The lot of the art teacher, as we all know, is not altogether an enviable one; but there are occasional compensations for the devotion of the best years of his life and energies to the instruction of youth, which must go far toward making the instructor forget all the drawbacks. Undoubtedly this was so in the case of the teacher of architecture at the Royal Academy Schools, and of the Professor of Sculpture at the Royal College of Art, each of whom, during the past few weeks, has been the object of a remarkable demonstration of affectionate regard on the part of his pupils and admirers.

The occasion of the first of these demonstrations was that in honour of Mr. R. Phene Spiers, and Professor Lanteri was conspicuously identified with it as sculptor of the classically designed and admirably modelled plaque - or medallion, as it is called - which was, perhaps, the most notable feature of the presentation. In regard to the photograph of this beautiful work, which we reproduce on another page, it will be noticed that it was taken before lettering. It is therefore well to say that, on the obverse, the name of the recipient and his calling are inscribed across the extreme top of the plaque - the lettering divided by the crown of the head - and in the cartouche at the bottom are the words: "A Record of the Esteem of his Pupils, Colleagues, and Friends," while on the reverse, occupying two lines at the top of the plaque, is the following: "The greatest trust between man and man is the trust of giving counsel."

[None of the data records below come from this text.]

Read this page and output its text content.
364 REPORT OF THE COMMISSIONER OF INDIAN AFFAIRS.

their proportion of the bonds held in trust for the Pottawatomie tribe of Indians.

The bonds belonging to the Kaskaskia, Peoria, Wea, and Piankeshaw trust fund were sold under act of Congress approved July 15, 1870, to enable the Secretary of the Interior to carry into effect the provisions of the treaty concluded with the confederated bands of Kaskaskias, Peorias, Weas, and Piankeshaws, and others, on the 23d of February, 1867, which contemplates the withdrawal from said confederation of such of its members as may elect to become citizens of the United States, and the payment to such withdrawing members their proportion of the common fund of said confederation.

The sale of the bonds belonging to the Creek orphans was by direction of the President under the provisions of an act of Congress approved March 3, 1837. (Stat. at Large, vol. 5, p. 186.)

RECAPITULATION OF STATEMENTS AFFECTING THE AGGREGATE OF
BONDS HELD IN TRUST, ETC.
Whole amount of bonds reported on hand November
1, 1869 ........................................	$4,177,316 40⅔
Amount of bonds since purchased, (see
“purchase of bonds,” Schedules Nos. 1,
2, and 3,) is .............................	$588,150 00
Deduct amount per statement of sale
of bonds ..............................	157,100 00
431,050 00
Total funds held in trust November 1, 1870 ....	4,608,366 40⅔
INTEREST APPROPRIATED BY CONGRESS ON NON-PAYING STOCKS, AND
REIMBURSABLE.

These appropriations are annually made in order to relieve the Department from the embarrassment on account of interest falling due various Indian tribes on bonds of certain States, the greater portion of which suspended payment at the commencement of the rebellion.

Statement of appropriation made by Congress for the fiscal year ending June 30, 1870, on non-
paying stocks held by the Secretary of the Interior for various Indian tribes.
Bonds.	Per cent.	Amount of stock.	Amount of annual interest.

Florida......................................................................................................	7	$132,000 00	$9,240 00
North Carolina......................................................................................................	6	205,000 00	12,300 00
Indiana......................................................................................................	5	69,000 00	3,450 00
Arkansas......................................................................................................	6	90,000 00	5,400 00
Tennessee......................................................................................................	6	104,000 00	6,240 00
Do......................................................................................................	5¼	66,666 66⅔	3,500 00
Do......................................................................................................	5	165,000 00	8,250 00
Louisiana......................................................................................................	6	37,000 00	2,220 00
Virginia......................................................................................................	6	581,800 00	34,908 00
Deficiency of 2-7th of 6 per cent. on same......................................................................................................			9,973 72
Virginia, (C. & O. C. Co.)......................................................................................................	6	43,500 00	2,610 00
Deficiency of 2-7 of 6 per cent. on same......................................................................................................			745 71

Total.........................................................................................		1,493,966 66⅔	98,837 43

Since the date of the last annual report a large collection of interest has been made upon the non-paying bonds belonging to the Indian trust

Professor Beresford Pite made the presentation of the larger plaque - the original model - and Mr. Guy Dawber, president of the Architectural Association, presented the reduction in silver, which was done in Paris, where they excel in such work.

Professor Lethaby then handed Mr. Spiers a volume of the latter's collected essays, which had been got together for the occasion, and printed with remarkable expedition, under great pressure, by Mr. B. T. Batsford.

A collection of books was given by former Royal Academy students, and Mr. Pascal presented a commemorative medal, struck in honour of Mr. Spiers by the Societe Centrale des Architectes Francais. He also presented a contribution of books from the Atelier Blouet-Gilbert-Questal-Pascal, Paris.

The second presentation was in honour of Professor Lanteri, and that distinguished artist received, on the occasion of the completion of his twenty-fifth year at the Royal College of Art, such an ovation as he can, certainly, never forget. The class-rooms of the modelling school, which were draped and decorated with much taste, were filled to overflowing with an enthusiastic gathering of the Professor's pupils past and present, and a host of other friends. Mr. A. Spencer, principal of the College, presided. Letters of congratulation were read from Auguste Rodin, General Baden-Powell, and Mr. Spiel-man. Mr. Alfred Drury, on behalf of the students, read to the Professor a short address, and Miss Dorothy Rope and Miss Maggie Richardson, the youngest pupils of the school, then, on behalf of past and present pupils, presented several portfolios containing the Autotype Company's reproductions of drawings by Alfred Stevens and the Holbein drawings at Windsor Castle. To Mrs. Lanteri was presented a silver bowl full of roses. Mr. Alfred Gilbert, R.A., one of the Professor's oldest pupils and his devoted friend, addressed him in terms at once admirably humorous and pathetic. Professor Lanteri returned thanks in a very modest and charming speech, and the walls fairly resounded with huzzas, followed by the singing of "For He's a Jolly Good Fellow."

Arts And Crafts At Bristol

At an interesting exhibition of handicrafts, including metal and leather work, jewellery, carving, marquetry, pyrogravure, needlework, lace, and photography, held at the Berkeley Rooms, March 29, 30, and 31, demonstrations in various kinds of work were given by: - Mr. Harbutt (Bath), in modelling in plasticine; Mr. Williamson (Taunton), metal work; Miss M. E. James (Bath), leather work; Miss Mabel Butt, pyrogravure; Miss Willway, marquetry. Jewellery was shown by the Barnstaple Guild of Metal Workers, Mrs. Engelbach, and Bernard Cuzner; leatherwork and bookbinding by Miss Gull, Miss Pitt, Miss Hippisley, and Miss M. E. James. Mr. Frank Bell made a good display of wood-carving, and Miss Stathan (Cheddar), of marquetrv staining.

A "Home Arts and Crafts Exhibition" is to be held as Clevedon, Somerset, on May 23, 24, and 25. Applications for space (which must be made not later than the 16th of the month) should be addressed to Rev. E. A. Sanford, 18, Hallam-road, Clevedon.

At Mrs. Jopling's Art School, Logan-place, Earl's Court, there was recently an interesting exhibition of students' work, on which occasion Miss Postlethwaite, the very capable secretary, and Miss B. M. Bristowe, formerly connected with the school, also showed some interesting work in both oil and water colours. Mrs. Jopling will have arrived from India by the time this paragraph appears, and we hope there will be an early opportunity to see her studies of Oriental life.